Sunday, September 12, 2010

Thinking Outside the Box


"Think outside the box," probably the most cliché creativity admonishment of all time, typically means to think about a problem in a new or different way, and to avoid the pitfalls that continually eventuate in the same unsatisfactory solutions or dead-end answers.

However, whenever I hear a client, thought-leader, or teacher encourage with this timeworn phrase, it sets off a strobe light in my head that reminds me to avoid even the appearance of creativity if I want to succeed under this individual's mundane yardstick: uncreative people seem to stand up and salute this stale advice, and hide behind its apparent significance.

Nevertheless, the phrase "think outside the box" suggests a more subtle bit of good advice for designers: "box" is a common term for "computer." The phrase "think outside the computer" has important ramifications for graphic designers and, I'm sure, for others. So, what is meant by "think outside the computer" and why is it important?

All creative thoughts take place in a mental space that is clearly limited. Sometimes, a thinker may deliberately limit creative options, (e.g., only concerned with those solutions that involve water if working on an ad campaign for bottled water that requires fantastic or incredible water images), whereas other thinkers might be limited by available resources, while still others are limited simply by their lack of knowledge, experience or initiative. Both intentional and unavoidable limits can increase creativeness. Limits are essential to creativity: without limits, possibilities quickly spin out of the range of usefulness and demand more and more unnecessary creative thinking (e.g., an irrelevant requirement to invent a new kind of hammer before you can build a house).

Today's up and coming graphic designers often get trapped in the belief that they must use a computer in order to be creative. Or that they can't be creative unless they use a computer or special software product. This artificial limit has led to a slew of predictable and trite graphic design solutions in recent years. In fairness, this belief is the only refuge for those who might have been better off in a non-creative field: cool imaging filters are simply not the same thing as creative. Granted, there will always be a market for unimaginative graphic design work, but this should not encourage designers to aspire to mediocre work.

Thinking outside the computer means more than merely avoiding burying oneself in Adobe Photoshop or Flash during the creative process, it also means avoiding the pitfalls of limiting creativity to only those concepts that can be proofed on a letter-size ink-jet printer using a sheet of white paper. Try designing brochures with unusual sizes, proportions, shapes, papers and textures. Design brochures that incorporate foil stamping, die-cuts or embossing, instead of the typical CMYK Getty stock photos. Try creating trademarks that show up well in granite or sandblasted glass, rather than being limited to use only as full color printing or Web display.
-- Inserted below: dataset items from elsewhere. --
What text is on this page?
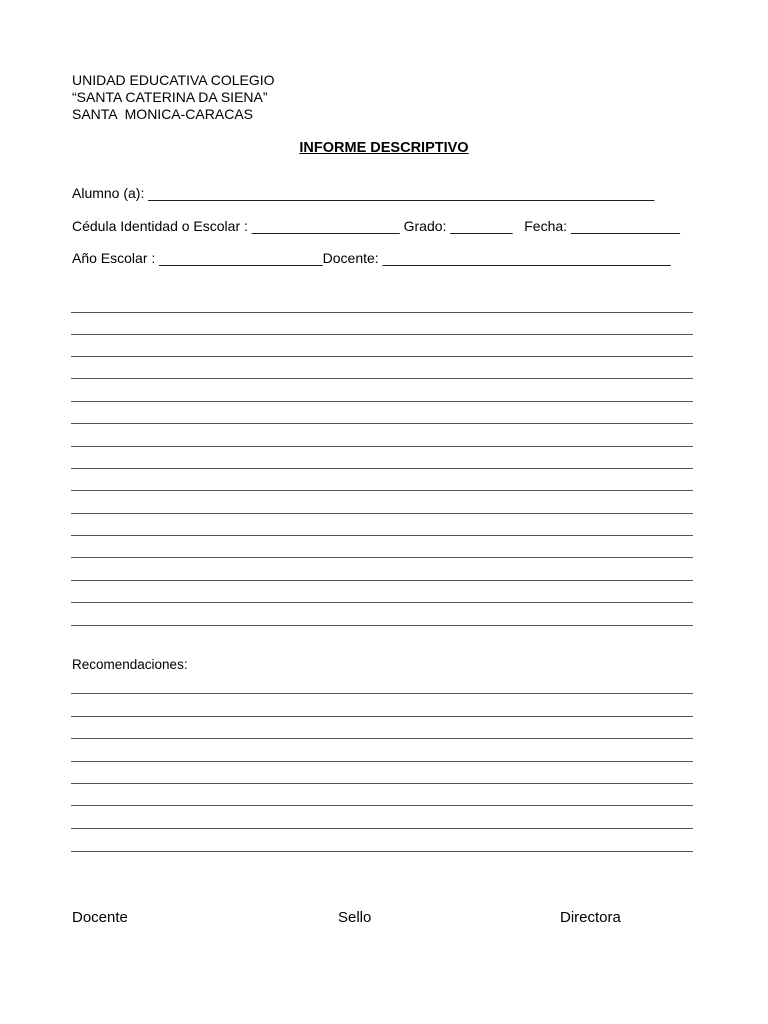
UNIDAD EDUCATIVA COLEGIO
“SANTA CATERINA DA SIENA”
SANTA  MONICA-CARACAS
INFORME DESCRIPTIVO
Alumno (a): _________________________________________________________________
Cédula Identidad o Escolar : ___________________ Grado: ________   Fecha: ______________
Año Escolar : _____________________Docente: _____________________________________
Recomendaciones:
Docente	Sello	Directora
And consider this: Abraham Lincoln said that "to a hammer, all problems are nails." This particular creative trap is self-destructive. When designers believe that "to a designer, all creativity requires a computer," then the pursuit of imaginative, original, innovative, and inventive ideas becomes narrow and often hopeless.
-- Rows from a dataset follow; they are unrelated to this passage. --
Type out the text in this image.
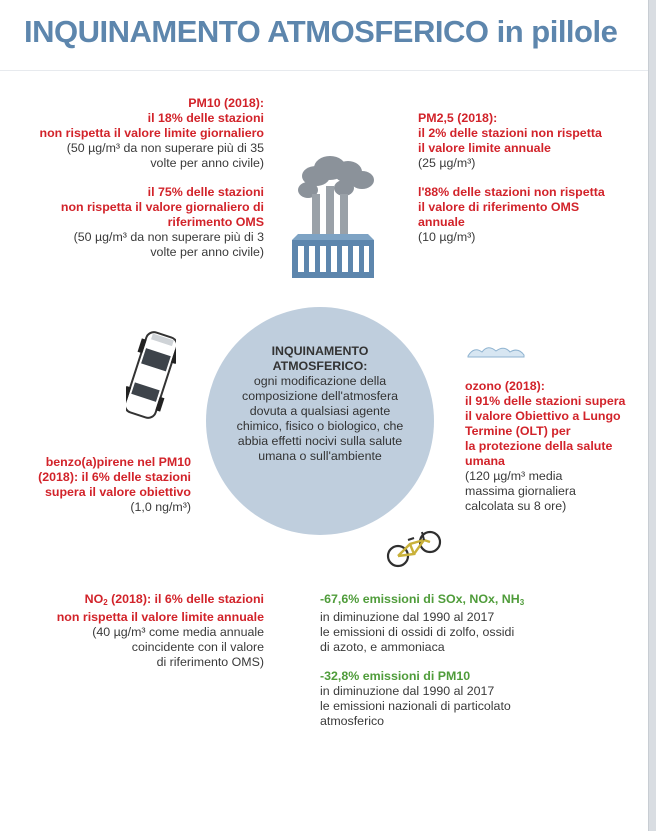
INQUINAMENTO ATMOSFERICO in pillole
PM10 (2018):
il 18% delle stazioni
non rispetta il valore limite giornaliero
(50 µg/m³ da non superare più di 35
volte per anno civile)
il 75% delle stazioni
non rispetta il valore giornaliero di
riferimento OMS
(50 µg/m³ da non superare più di 3
volte per anno civile)
PM2,5 (2018):
il 2% delle stazioni non rispetta
il valore limite annuale
(25 µg/m³)
l'88% delle stazioni non rispetta
il valore di riferimento OMS
annuale
(10 µg/m³)
INQUINAMENTO
ATMOSFERICO:
ogni modificazione della
composizione dell'atmosfera
dovuta a qualsiasi agente
chimico, fisico o biologico, che
abbia effetti nocivi sulla salute
umana o sull'ambiente
benzo(a)pirene nel PM10
(2018): il 6% delle stazioni
supera il valore obiettivo
(1,0 ng/m³)
ozono (2018):
il 91% delle stazioni supera
il valore Obiettivo a Lungo
Termine (OLT) per
la protezione della salute
umana
(120 µg/m³ media
massima giornaliera
calcolata su 8 ore)
$NO_2$ (2018): il 6% delle stazioni
non rispetta il valore limite annuale
(40 µg/m³ come media annuale
coincidente con il valore
di riferimento OMS)
-67,6% emissioni di SOx, NOx, $NH_3$
in diminuzione dal 1990 al 2017
le emissioni di ossidi di zolfo, ossidi
di azoto, e ammoniaca
-32,8% emissioni di PM10
in diminuzione dal 1990 al 2017
le emissioni nazionali di particolato
atmosferico
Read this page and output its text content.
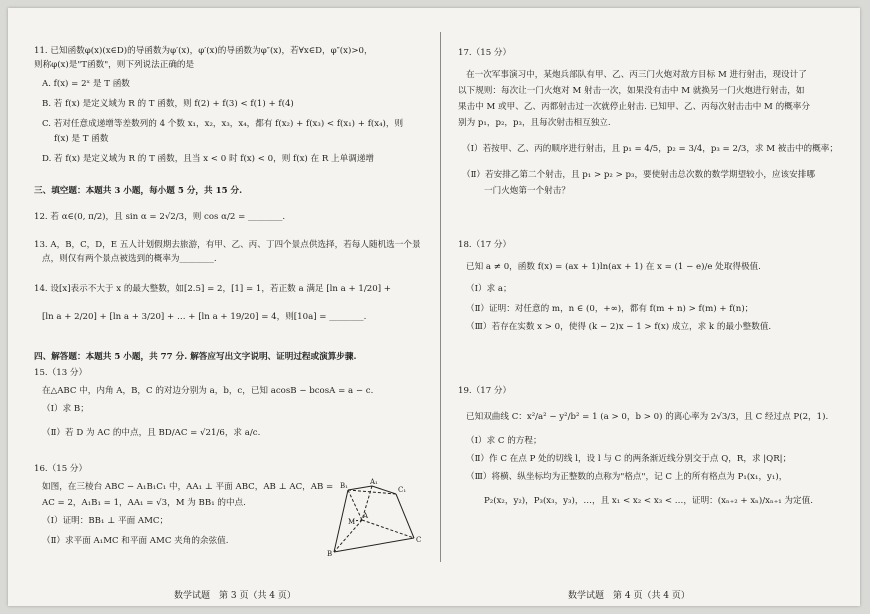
11. 已知函数φ(x)(x∈D)的导函数为φ′(x)，φ′(x)的导函数为φ″(x)，若∀x∈D，φ″(x)>0，
则称φ(x)是"T函数"，则下列说法正确的是
A. f(x) = 2ˣ 是 T 函数
B. 若 f(x) 是定义域为 R 的 T 函数，则 f(2) + f(3) < f(1) + f(4)
C. 若对任意成递增等差数列的 4 个数 x₁，x₂，x₃，x₄，都有 f(x₂) + f(x₃) < f(x₁) + f(x₄)，则
f(x) 是 T 函数
D. 若 f(x) 是定义域为 R 的 T 函数，且当 x < 0 时 f(x) < 0，则 f(x) 在 R 上单调递增
三、填空题：本题共 3 小题，每小题 5 分，共 15 分.
12. 若 α∈(0, π/2)，且 sin α = 2√2/3，则 cos α/2 = ________.
13. A，B，C，D，E 五人计划假期去旅游，有甲、乙、丙、丁四个景点供选择，若每人随机选一个景
点，则仅有两个景点被选到的概率为________.
14. 设[x]表示不大于 x 的最大整数，如[2.5] = 2，[1] = 1，若正数 a 满足 [ln a + 1/20] +
[ln a + 2/20] + [ln a + 3/20] + … + [ln a + 19/20] = 4，则[10a] = ________.
四、解答题：本题共 5 小题，共 77 分. 解答应写出文字说明、证明过程或演算步骤.
15.（13 分）
在△ABC 中，内角 A，B，C 的对边分别为 a，b，c，已知 acosB − bcosA = a − c.
（Ⅰ）求 B；
（Ⅱ）若 D 为 AC 的中点，且 BD/AC = √21/6，求 a/c.
16.（15 分）
如图，在三棱台 ABC − A₁B₁C₁ 中，AA₁ ⊥ 平面 ABC，AB ⊥ AC，AB =
AC = 2，A₁B₁ = 1，AA₁ = √3，M 为 BB₁ 的中点.
（Ⅰ）证明：BB₁ ⊥ 平面 AMC；
（Ⅱ）求平面 A₁MC 和平面 AMC 夹角的余弦值.
B₁	A₁
C₁
M
A
B
C
数学试题　第 3 页（共 4 页）
17.（15 分）
在一次军事演习中，某炮兵部队有甲、乙、丙三门火炮对敌方目标 M 进行射击，现设计了
以下规则：每次让一门火炮对 M 射击一次，如果没有击中 M 就换另一门火炮进行射击，如
果击中 M 或甲、乙、丙都射击过一次就停止射击. 已知甲、乙、丙每次射击击中 M 的概率分
别为 p₁，p₂，p₃，且每次射击相互独立.
（Ⅰ）若按甲、乙、丙的顺序进行射击，且 p₁ = 4/5，p₂ = 3/4，p₃ = 2/3，求 M 被击中的概率；
（Ⅱ）若安排乙第二个射击，且 p₁ > p₂ > p₃，要使射击总次数的数学期望较小，应该安排哪
一门火炮第一个射击？
18.（17 分）
已知 a ≠ 0，函数 f(x) = (ax + 1)ln(ax + 1) 在 x = (1 − e)/e 处取得极值.
（Ⅰ）求 a；
（Ⅱ）证明：对任意的 m，n ∈ (0，+∞)，都有 f(m + n) > f(m) + f(n)；
（Ⅲ）若存在实数 x > 0，使得 (k − 2)x − 1 > f(x) 成立，求 k 的最小整数值.
19.（17 分）
已知双曲线 C：x²/a² − y²/b² = 1 (a > 0，b > 0) 的离心率为 2√3/3，且 C 经过点 P(2，1).
（Ⅰ）求 C 的方程；
（Ⅱ）作 C 在点 P 处的切线 l，设 l 与 C 的两条渐近线分别交于点 Q，R，求 |QR|；
（Ⅲ）将横、纵坐标均为正整数的点称为"格点"，记 C 上的所有格点为 P₁(x₁，y₁)，
P₂(x₂，y₂)，P₃(x₃，y₃)，…，且 x₁ < x₂ < x₃ < …，证明：(xₙ₊₂ + xₙ)/xₙ₊₁ 为定值.
数学试题　第 4 页（共 4 页）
An old tale, making the rounds years ago, involved a manufacturer asking three advertising agencies to submit proposals that would increase sales of their toothpaste, makes the case for thinking outside the computer (or in earlier times, outside the drawing board).

Each agency developed a plan to increase sales. Two of the agencies, predictably, presented slick proposals for a new trademark, updated contemporary package design, television commercials with bouncy jingle, and witty print ads. But the agency that got the account—the third advertising designer—simply unscrewed the cap, displayed the tube to the members of the company, and said, "Make the opening larger."

Hours of fussing around with Adobe Photoshop filters, computer generated color palettes, and state-of-the-art font packages would not have resulted in such an elegant and appropriate solution—the solution was so far outside the box that there was no box.